You can see the that all you have to do with this request is supply the address parameter, following the question mark.
Also note that it is specified that the response is requested in json format, as there are several possible formats for API requests. The Json format just happens to be the easiest to read.
And an Actual Telebroad API exapmple -
This request will return a response with many details about a user's PBX account - his phone number, extension, his caller ID, address, Fax line, voicemail number, SMS line, language, time zone, and more.
This is of course private information. This makes this API request different than the ones above, since it requires authontication. The details provided will only be given with proper username password identification, otherwise an error message will be returned.
The username will identify the user and hence no parameters are intially needed with this request (parameters are available to perform more fine tuned requests. See the myProfile specific instructions.)
See explnation of API authentication below.
The API method determines the nature of the operation perfomed by the API request.
The main methods available are:
Get - this method is used for reading information of a server or a web site. We have already seen a few examples of this above.
Post - this method is used for creating information on a server or a web site. An example would be creating a new e on a Twitter account, or creating a new SMS message that will be sent to a customer using a Telebroad account.
Put - this method is used for updating information on a server or a web site. An example would be updating an already existing message on a Twitter account.
Delete - this method is used for deleting information on a server or a web site. An example would be deleting an already existing message on a Twitter account.
Some websites divides the methods into different directories as seen the weatherserver example above.
With others the name of the request is already associated with a method - as in the Google maps example.
Yet, with others, the type of the method along with more information (including authentications) is sent in a more elbaorte manner, using an HTML header infomation. This is relevant to the Telebroad example.
API client apps
Instead of typing API requests from a browser you can use an API client app for the same purpose. With such an app you can perform more complex API operations, authontication is more straightforward, and the JSON responses are easier to read with autmoatic formatting options.

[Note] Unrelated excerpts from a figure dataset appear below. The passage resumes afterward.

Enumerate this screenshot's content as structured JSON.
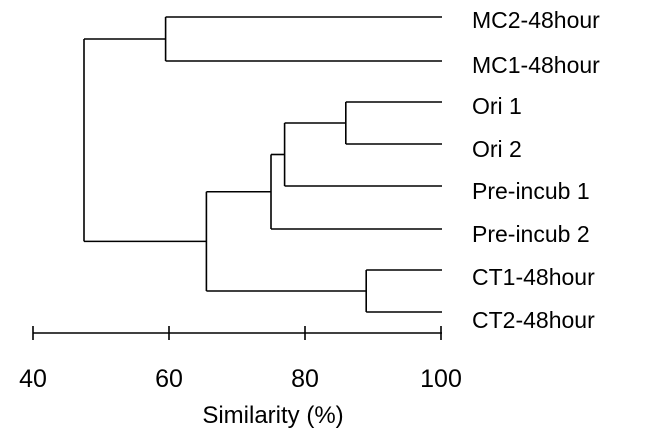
{
  "dendrogram": {
    "leaves": [
      "MC2-48hour",
      "MC1-48hour",
      "Ori 1",
      "Ori 2",
      "Pre-incub 1",
      "Pre-incub 2",
      "CT1-48hour",
      "CT2-48hour"
    ],
    "merges": [
      {
        "children": [
          "MC2-48hour",
          "MC1-48hour"
        ],
        "similarity": 59.5
      },
      {
        "children": [
          "Ori 1",
          "Ori 2"
        ],
        "similarity": 86
      },
      {
        "children": [
          "Ori 1 + Ori 2",
          "Pre-incub 1"
        ],
        "similarity": 77
      },
      {
        "children": [
          "Ori + Pre-incub 1",
          "Pre-incub 2"
        ],
        "similarity": 75
      },
      {
        "children": [
          "CT1-48hour",
          "CT2-48hour"
        ],
        "similarity": 89
      },
      {
        "children": [
          "Ori/Pre-incub cluster",
          "CT cluster"
        ],
        "similarity": 65.5
      },
      {
        "children": [
          "MC cluster",
          "rest"
        ],
        "similarity": 47.5
      }
    ]
  },
  "axis": {
    "title": "Similarity (%)",
    "min": 40,
    "max": 100,
    "ticks": [
      "40",
      "60",
      "80",
      "100"
    ]
  }
}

One good free API client is caled Postman Inspector. It can be downloaded and installed for from the Chrome web store:
The app functions completely seperatly from the Chrome browser as a stand alone program.
As we seen above some REST API requests require an authoentication of a user ID and password on the website, usually to connetct to a specific account. This is sometimes reffered to as a private method, as opposed to a public method that offer services available without requiring an account with the website.

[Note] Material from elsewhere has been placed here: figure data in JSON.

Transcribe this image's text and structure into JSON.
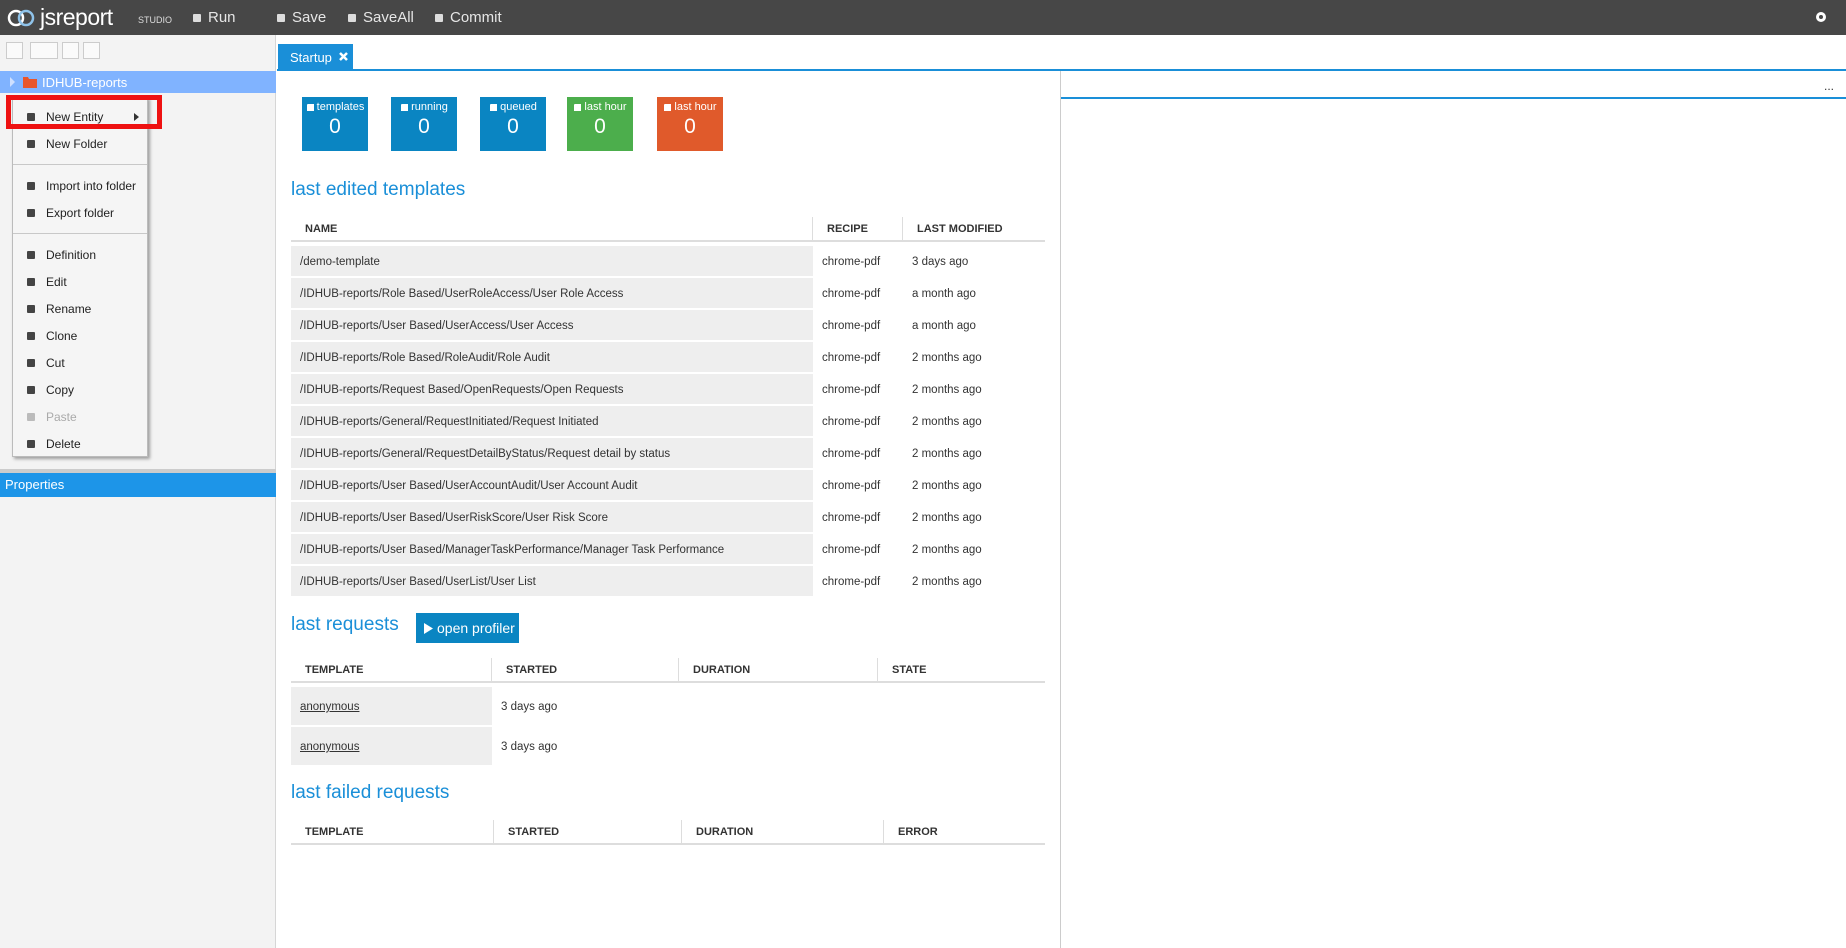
{
  "topbar": {
    "logo": "jsreport",
    "logo_sub": "STUDIO",
    "menu": [
      "Run",
      "Save",
      "SaveAll",
      "Commit"
    ]
  },
  "tree": {
    "root": "IDHUB-reports"
  },
  "context_menu": {
    "groups": [
      [
        {
          "label": "New Entity",
          "submenu": true
        },
        {
          "label": "New Folder"
        }
      ],
      [
        {
          "label": "Import into folder"
        },
        {
          "label": "Export folder"
        }
      ],
      [
        {
          "label": "Definition"
        },
        {
          "label": "Edit"
        },
        {
          "label": "Rename"
        },
        {
          "label": "Clone"
        },
        {
          "label": "Cut"
        },
        {
          "label": "Copy"
        },
        {
          "label": "Paste",
          "disabled": true
        },
        {
          "label": "Delete"
        }
      ]
    ]
  },
  "properties_panel": {
    "title": "Properties"
  },
  "tabs": [
    "Startup"
  ],
  "right_pane": {
    "menu": "..."
  },
  "stats": [
    {
      "label": "templates",
      "value": 0,
      "color": "#0a85c2"
    },
    {
      "label": "running",
      "value": 0,
      "color": "#0a85c2"
    },
    {
      "label": "queued",
      "value": 0,
      "color": "#0a85c2"
    },
    {
      "label": "last hour",
      "value": 0,
      "color": "#4cae4c"
    },
    {
      "label": "last hour",
      "value": 0,
      "color": "#e05a2b"
    }
  ],
  "last_edited_templates": {
    "title": "last edited templates",
    "columns": [
      "NAME",
      "RECIPE",
      "LAST MODIFIED"
    ],
    "rows": [
      [
        "/demo-template",
        "chrome-pdf",
        "3 days ago"
      ],
      [
        "/IDHUB-reports/Role Based/UserRoleAccess/User Role Access",
        "chrome-pdf",
        "a month ago"
      ],
      [
        "/IDHUB-reports/User Based/UserAccess/User Access",
        "chrome-pdf",
        "a month ago"
      ],
      [
        "/IDHUB-reports/Role Based/RoleAudit/Role Audit",
        "chrome-pdf",
        "2 months ago"
      ],
      [
        "/IDHUB-reports/Request Based/OpenRequests/Open Requests",
        "chrome-pdf",
        "2 months ago"
      ],
      [
        "/IDHUB-reports/General/RequestInitiated/Request Initiated",
        "chrome-pdf",
        "2 months ago"
      ],
      [
        "/IDHUB-reports/General/RequestDetailByStatus/Request detail by status",
        "chrome-pdf",
        "2 months ago"
      ],
      [
        "/IDHUB-reports/User Based/UserAccountAudit/User Account Audit",
        "chrome-pdf",
        "2 months ago"
      ],
      [
        "/IDHUB-reports/User Based/UserRiskScore/User Risk Score",
        "chrome-pdf",
        "2 months ago"
      ],
      [
        "/IDHUB-reports/User Based/ManagerTaskPerformance/Manager Task Performance",
        "chrome-pdf",
        "2 months ago"
      ],
      [
        "/IDHUB-reports/User Based/UserList/User List",
        "chrome-pdf",
        "2 months ago"
      ]
    ]
  },
  "last_requests": {
    "title": "last requests",
    "button": "open profiler",
    "columns": [
      "TEMPLATE",
      "STARTED",
      "DURATION",
      "STATE"
    ],
    "rows": [
      [
        "anonymous",
        "3 days ago"
      ],
      [
        "anonymous",
        "3 days ago"
      ]
    ]
  },
  "last_failed_requests": {
    "title": "last failed requests",
    "columns": [
      "TEMPLATE",
      "STARTED",
      "DURATION",
      "ERROR"
    ]
  }
}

Some sites allow for authontication to be included as a parameter, as seen in this example:
The problem with this is that it makes the password and user name visible, and despite the the security protocols that encrypt the transmittion (using HTTPS), it is still better to encode it.

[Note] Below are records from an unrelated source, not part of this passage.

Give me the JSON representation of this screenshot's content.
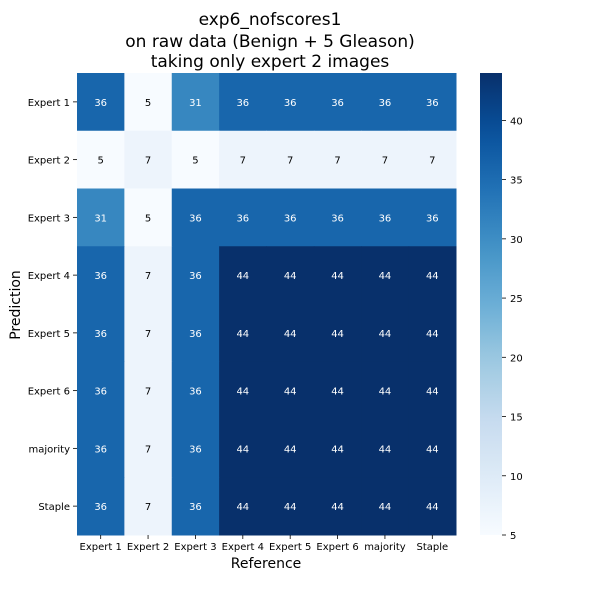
{
  "chart_data": {
    "type": "heatmap",
    "title_lines": [
      "exp6_nofscores1",
      "on raw data (Benign + 5 Gleason)",
      "taking only expert 2 images"
    ],
    "xlabel": "Reference",
    "ylabel": "Prediction",
    "x_categories": [
      "Expert 1",
      "Expert 2",
      "Expert 3",
      "Expert 4",
      "Expert 5",
      "Expert 6",
      "majority",
      "Staple"
    ],
    "y_categories": [
      "Expert 1",
      "Expert 2",
      "Expert 3",
      "Expert 4",
      "Expert 5",
      "Expert 6",
      "majority",
      "Staple"
    ],
    "values": [
      [
        36,
        5,
        31,
        36,
        36,
        36,
        36,
        36
      ],
      [
        5,
        7,
        5,
        7,
        7,
        7,
        7,
        7
      ],
      [
        31,
        5,
        36,
        36,
        36,
        36,
        36,
        36
      ],
      [
        36,
        7,
        36,
        44,
        44,
        44,
        44,
        44
      ],
      [
        36,
        7,
        36,
        44,
        44,
        44,
        44,
        44
      ],
      [
        36,
        7,
        36,
        44,
        44,
        44,
        44,
        44
      ],
      [
        36,
        7,
        36,
        44,
        44,
        44,
        44,
        44
      ],
      [
        36,
        7,
        36,
        44,
        44,
        44,
        44,
        44
      ]
    ],
    "colormap": "Blues",
    "vmin": 5,
    "vmax": 44,
    "colorbar_ticks": [
      5,
      10,
      15,
      20,
      25,
      30,
      35,
      40
    ],
    "annotation_dark_color": "#000000",
    "annotation_light_color": "#ffffff"
  }
}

There are several encoding methods. One of the most commonly used ones, which is popular with email programs, is called base64. It converts your user name and password into into one ASCII text string.
You can easily encode and decode base64 on a web site like:
An example of how this it works:
Before encoding combine them into one string--> firstname.lastname@example.org:ilovepbx
The encoded result will be-->dXNlckB0ZWxlYnJvYWQuY29tOmlsb3ZlcGJ4
This will be sent to the sever as the following HTML header for the Get/Myprofile API request:
GET /api/teleconsole/rest/myProfile HTTP/1.1
Authorization: Basic dXNlckB0ZWxlYnJvYWQuY29tOmlsb3ZlcGJ4
To make things easy, just use Postman Inspector or other API client, where you can entrer your user name and password as usual. Postman will handle all the base64 encoding and generate the HTML header automatically when you send the request.